И покажись проходившей старухе, что у Стешеньки перерезано горло, из горла по белой шее ручьями кровь. Старуха — прытью, как лошадь, по улице, заполошно орала:

— Караул! Караул!.. Прохор Громов любовницу свою зарезал… Ой, ой!.. Голову напрочь…

— Да нешто он здесь? — спрашивали встречные.

— Здесь, подлая душа… А где же ему быть-то?.. — и бабка дальше…

В два прыжка чрез дорогу, сабля наголо, в скандальный голубенький домик ворвался случайный прохожий офицер.

Посреди дороги спешил с почты запыхавшийся рассыльный, за ним — трехлапый пес.

— Кому телеграмма? От кого телеграмма? — наперебой торопливо спрашивали рабочие; они все еще ждали важных вестей из Питера по делу расстрела. — Чего в телеграмме? Эй, милый!

— Не знаю! Спешная. Инженеру Протасову…

Трехпалый, с оглоданным ухом пес-медвежатник остановился против квартиры Кэтти, присел, поджал ухо, дурным голосом взвыл, тявкнул и — дальше.

Протасов читал:


«Через пять дней буду с вами. Вышлите пристань лошадей.

Нина»


Когда раскатилась повсюду весть о расстреле, в Питере и других городах пятьсот тысяч рабочих объявили однодневную забастовку протеста и на работы не вышли. А в обеих столицах забастовка тянулась целых пять дней.

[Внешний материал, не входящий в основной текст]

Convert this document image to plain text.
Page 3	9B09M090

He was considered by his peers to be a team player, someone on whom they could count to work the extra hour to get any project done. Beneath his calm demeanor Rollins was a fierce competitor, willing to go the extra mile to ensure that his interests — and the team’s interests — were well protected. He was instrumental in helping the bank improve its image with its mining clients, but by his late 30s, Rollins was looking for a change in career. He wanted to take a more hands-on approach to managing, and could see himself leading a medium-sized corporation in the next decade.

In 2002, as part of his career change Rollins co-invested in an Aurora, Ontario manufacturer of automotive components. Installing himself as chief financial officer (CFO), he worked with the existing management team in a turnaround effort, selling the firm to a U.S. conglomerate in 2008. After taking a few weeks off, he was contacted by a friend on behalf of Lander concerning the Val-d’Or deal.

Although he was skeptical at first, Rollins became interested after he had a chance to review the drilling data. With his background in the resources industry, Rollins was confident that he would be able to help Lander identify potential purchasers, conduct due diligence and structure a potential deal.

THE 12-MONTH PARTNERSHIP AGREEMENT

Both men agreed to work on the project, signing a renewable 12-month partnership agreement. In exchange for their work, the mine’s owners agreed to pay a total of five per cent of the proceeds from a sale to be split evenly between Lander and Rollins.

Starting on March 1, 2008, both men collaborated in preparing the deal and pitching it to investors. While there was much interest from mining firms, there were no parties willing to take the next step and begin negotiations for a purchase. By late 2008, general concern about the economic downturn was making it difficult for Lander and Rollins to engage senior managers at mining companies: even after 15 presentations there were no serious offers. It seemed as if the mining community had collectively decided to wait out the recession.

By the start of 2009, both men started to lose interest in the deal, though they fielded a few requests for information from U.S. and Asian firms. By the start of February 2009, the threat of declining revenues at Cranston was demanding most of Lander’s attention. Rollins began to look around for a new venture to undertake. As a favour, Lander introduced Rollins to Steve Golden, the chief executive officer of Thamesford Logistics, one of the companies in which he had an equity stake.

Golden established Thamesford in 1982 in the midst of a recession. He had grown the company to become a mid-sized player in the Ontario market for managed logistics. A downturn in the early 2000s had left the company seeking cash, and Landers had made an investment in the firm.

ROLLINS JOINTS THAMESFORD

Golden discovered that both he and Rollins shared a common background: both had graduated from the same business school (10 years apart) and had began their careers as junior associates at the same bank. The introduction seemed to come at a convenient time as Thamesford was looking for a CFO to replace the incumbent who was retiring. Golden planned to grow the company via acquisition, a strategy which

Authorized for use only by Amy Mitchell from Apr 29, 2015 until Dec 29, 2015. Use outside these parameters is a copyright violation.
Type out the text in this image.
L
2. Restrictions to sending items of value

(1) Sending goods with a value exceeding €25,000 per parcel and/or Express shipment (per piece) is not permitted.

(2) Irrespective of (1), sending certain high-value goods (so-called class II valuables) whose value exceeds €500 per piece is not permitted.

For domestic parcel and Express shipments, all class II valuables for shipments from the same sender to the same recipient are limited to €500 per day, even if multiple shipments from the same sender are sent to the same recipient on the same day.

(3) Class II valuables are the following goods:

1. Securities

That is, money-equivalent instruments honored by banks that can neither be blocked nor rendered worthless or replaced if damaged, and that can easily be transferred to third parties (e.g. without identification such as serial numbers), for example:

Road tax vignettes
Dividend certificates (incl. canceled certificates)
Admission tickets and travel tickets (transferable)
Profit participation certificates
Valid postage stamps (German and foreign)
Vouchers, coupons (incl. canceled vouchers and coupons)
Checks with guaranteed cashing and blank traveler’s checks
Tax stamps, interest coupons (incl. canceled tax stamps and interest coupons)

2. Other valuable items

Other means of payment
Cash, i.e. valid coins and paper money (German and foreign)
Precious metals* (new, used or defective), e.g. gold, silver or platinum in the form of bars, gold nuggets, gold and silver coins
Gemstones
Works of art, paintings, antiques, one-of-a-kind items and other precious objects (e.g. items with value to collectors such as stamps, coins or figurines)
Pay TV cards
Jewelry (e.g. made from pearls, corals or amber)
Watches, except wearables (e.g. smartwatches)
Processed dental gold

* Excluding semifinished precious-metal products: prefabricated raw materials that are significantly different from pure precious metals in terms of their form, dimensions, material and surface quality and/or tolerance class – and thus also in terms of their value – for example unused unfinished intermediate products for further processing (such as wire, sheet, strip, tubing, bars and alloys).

Шумели без толку и в Государственной думе ораторы.

Даже стыдили министра Макарова. А с министра как с гуся вода: «Так было, так будет».

Но казалось бесспорным для всех понимающих (разумеется, кроме правительства), что пролетарское движение в России растет. Забастовки протеста лишь были началом, вспышкой сознания организованных масс. Затем начался целый ряд забастовок и по всему простору русской земли: от Петербурга с Москвой до Урала, от Кавказа до Польши. В большинстве они длительны, иные из них протекали месяц, два, три. Экономические лозунги забастовок и стачек переросли в политические требования с яркой окраской. В больших городах забастовки захлестнули в свой круг строительных рабочих, ремесленников и прочий трудящийся люд. Мало-помалу движение становилось общенародным.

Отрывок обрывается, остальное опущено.